Pensioni quota 103 come funziona. Per quanto riguarda le pensioni, il prossimo anno Quota 102 viene sostituita dalla nuova Quota 41 con 62 anni d’età (Quota 103 di fatto).

Pensioni quota 103 come funziona

La Quota 103 consente di andare in pensione con 41 anni di contributi e 62 anni di età anagrafica, mentre per chi decide di restare al lavoro è stato rifinanziato il bonus Maroni che prevede una decontribuzione del 10%.

Con Quota 103 potrebbero uscire nel 2023 i nati entro il 1961 che abbiano cominciato a lavorare entro il 1982. 

Secondo i numeri più aggiornati, dovrebbero essere coinvolti in questa riforma circa 48mila lavoratori. Per mandarli in pensione, la spesa sarà di circa 750 milioni di euro.

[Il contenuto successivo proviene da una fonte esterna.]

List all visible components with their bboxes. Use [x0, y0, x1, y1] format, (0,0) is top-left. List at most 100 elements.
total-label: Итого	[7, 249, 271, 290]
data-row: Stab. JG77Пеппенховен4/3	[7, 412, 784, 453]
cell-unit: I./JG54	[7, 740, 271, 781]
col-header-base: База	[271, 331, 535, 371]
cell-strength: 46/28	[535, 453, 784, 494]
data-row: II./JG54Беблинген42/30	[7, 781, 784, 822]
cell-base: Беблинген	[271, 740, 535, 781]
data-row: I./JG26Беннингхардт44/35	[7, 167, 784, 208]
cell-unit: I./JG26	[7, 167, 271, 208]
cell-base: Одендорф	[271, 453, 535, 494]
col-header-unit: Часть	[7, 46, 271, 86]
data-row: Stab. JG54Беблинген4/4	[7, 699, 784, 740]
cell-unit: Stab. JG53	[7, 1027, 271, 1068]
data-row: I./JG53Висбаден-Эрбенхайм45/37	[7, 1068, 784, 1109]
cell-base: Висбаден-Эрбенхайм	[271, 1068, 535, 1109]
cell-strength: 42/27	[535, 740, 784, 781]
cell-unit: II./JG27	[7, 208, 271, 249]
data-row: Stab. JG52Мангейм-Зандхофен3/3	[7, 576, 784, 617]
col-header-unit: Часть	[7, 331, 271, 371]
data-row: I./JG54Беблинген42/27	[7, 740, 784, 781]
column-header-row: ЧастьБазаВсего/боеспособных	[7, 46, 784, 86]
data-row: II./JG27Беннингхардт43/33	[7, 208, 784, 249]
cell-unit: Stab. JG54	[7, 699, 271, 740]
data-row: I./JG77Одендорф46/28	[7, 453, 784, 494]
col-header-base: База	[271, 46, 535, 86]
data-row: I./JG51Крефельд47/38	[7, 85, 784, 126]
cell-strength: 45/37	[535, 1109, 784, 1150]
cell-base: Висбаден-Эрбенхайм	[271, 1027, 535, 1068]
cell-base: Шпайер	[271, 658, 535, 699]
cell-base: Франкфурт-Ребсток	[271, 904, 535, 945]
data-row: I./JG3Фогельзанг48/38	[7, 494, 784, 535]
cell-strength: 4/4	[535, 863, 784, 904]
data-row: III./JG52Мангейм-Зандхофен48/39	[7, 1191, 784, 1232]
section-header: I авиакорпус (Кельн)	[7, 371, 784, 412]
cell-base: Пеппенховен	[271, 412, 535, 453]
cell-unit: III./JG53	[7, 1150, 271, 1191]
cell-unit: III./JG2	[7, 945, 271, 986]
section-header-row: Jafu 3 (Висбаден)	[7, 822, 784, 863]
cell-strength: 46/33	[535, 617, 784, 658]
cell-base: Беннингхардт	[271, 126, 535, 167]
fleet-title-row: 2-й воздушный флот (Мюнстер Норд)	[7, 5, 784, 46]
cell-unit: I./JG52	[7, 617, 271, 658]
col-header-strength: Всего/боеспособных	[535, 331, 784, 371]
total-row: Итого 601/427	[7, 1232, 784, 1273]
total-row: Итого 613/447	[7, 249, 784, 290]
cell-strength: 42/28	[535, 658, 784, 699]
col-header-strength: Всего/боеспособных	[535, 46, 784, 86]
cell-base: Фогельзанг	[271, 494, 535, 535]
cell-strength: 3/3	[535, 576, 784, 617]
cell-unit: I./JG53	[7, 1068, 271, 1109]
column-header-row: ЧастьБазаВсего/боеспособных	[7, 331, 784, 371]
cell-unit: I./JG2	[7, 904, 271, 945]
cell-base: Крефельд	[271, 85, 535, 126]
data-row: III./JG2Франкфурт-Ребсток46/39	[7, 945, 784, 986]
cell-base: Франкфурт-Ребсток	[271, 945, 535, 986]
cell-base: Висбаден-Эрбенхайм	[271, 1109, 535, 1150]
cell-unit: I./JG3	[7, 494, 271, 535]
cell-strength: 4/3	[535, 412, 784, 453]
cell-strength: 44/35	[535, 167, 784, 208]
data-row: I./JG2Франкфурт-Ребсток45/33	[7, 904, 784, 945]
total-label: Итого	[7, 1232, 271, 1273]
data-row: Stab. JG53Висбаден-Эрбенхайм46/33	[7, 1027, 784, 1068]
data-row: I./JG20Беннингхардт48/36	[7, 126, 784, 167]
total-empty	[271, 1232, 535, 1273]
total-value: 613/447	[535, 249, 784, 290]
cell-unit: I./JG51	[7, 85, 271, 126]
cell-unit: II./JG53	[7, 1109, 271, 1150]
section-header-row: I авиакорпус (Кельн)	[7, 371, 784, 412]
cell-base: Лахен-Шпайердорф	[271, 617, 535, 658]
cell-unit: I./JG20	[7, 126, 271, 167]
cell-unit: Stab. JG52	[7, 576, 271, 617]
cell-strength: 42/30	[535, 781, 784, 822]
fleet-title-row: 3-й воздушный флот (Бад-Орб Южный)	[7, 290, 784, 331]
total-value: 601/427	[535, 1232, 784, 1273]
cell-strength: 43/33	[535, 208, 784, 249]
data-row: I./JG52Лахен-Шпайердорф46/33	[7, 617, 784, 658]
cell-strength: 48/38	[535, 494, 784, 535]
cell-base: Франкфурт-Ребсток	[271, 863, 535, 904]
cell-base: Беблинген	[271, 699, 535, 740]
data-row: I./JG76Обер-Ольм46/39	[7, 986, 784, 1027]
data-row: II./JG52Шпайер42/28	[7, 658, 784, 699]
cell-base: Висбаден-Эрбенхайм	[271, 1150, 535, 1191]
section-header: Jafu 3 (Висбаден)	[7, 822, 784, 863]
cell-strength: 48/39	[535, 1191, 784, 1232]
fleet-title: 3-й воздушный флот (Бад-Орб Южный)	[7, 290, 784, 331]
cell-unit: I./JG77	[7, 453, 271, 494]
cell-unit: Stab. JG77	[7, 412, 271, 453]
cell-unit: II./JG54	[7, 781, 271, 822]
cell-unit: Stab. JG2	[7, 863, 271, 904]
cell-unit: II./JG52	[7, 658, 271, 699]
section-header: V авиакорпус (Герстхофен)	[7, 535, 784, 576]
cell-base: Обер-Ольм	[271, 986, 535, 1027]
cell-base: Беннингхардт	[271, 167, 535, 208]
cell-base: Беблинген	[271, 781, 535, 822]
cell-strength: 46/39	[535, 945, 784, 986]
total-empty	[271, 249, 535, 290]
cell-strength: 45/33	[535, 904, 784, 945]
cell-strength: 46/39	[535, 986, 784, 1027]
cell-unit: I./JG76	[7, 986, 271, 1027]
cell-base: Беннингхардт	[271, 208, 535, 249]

Il meccanismo di Quota 103, del resto, è semplice: per andare in pensione occorreranno 62 anni di età e 41 di contributi. Si tratta di due requisiti che offrono maggiori opportunità di lasciare il lavoro in anticipo. Rispetto a Quota 102, per cui occorrevano 64 anni di età, si può anticipare la pensione di due anni anagrafici, anche se aumenta la quota contributiva rispetto, per esempio, a Quota 100 (erano 38 gli anni contributivi necessari per l’accesso). 

Penalizzazioni

Uno degli aspetti di maggiore interesse riguarda poi l’ammontare dell’assegno pensionistico. Rispetto a Opzione donna, per esempio, c’è una forte penalizzazione, cioè il taglio di circa il 30% sulla cifra spettante. Non è prevista alcuna penalizzazione dell’uscita anticipata dal mondo del lavoro, ma bisogna sempre tener conto che il sistema di calcolo contributivo, ovviamente, abbassa l’importo pensionistico: prima si accede alla pensione, tanto più si riduce l’assegno pensionistico.

Opzione donna 2023 ultimissime

Nella bozza della Manovra dello scorso 25 novembre il governo aveva pensato di legare l’età anagrafica al numero di figli della lavoratrice, prevedendo l’accesso a Opzione donna a 58 anni a chi ha almeno due figli, a 59 anni a chi ha un solo figlio e a 60 alle lavoratici che non sono madri e senza intervenire sugli anni di contributi, lasciati invariati a 35. Ora però a Palazzo Chigi sembrano aver cambiato idea.

Si tornerebbe dunque alla norma originaria, prorogata per un altro anno: pensione anticipata per le lavoratrici con 35 anni o più di contributi e almeno 58 anni d’età per le dipendenti e a 59 anni per le autonome. I motivi del dietrofront? La modifica sarebbe nata originariamente per ottenere dei risparmi restringendo la platea; ma poi si sarebbe visto che i risparmi non erano così determinanti. Inoltre il ministero del Lavoro è intervenuto ponendo sulla riforma abbozzata dal governo una questione di costituzionalità, chiedendosi quanto il numero di figli di una donna potesse impattare sul concetto di uguaglianza.

Si tratta solo di vedere se per il 2024 e gli anni seguenti verrà lasciato questo requisito o se verrà aumentato di un anno a quota 59-60 anni. Resta fermo il criterio in base al quale coloro che utilizzeranno questo canale dovranno accettare una decurtazione dell’assegno perché l’intera pensione verrà calcolata con il sistema contributivo. Dovrebbero poter utilizzare questa via, nel nuovo anno, anche le lavoratrici che siano nate entro il 1963 o il 1964 e che abbiano cominciato a lavorare anche nel 1988. Si tratta delle lavoratrici dipendenti, pubbliche e private, e autonome iscritte all’Inps, che abbiano raggiunto i 58 anni di età, se lavoratrici dipendenti, o i 59, se autonome, entro il 31 dicembre 2022.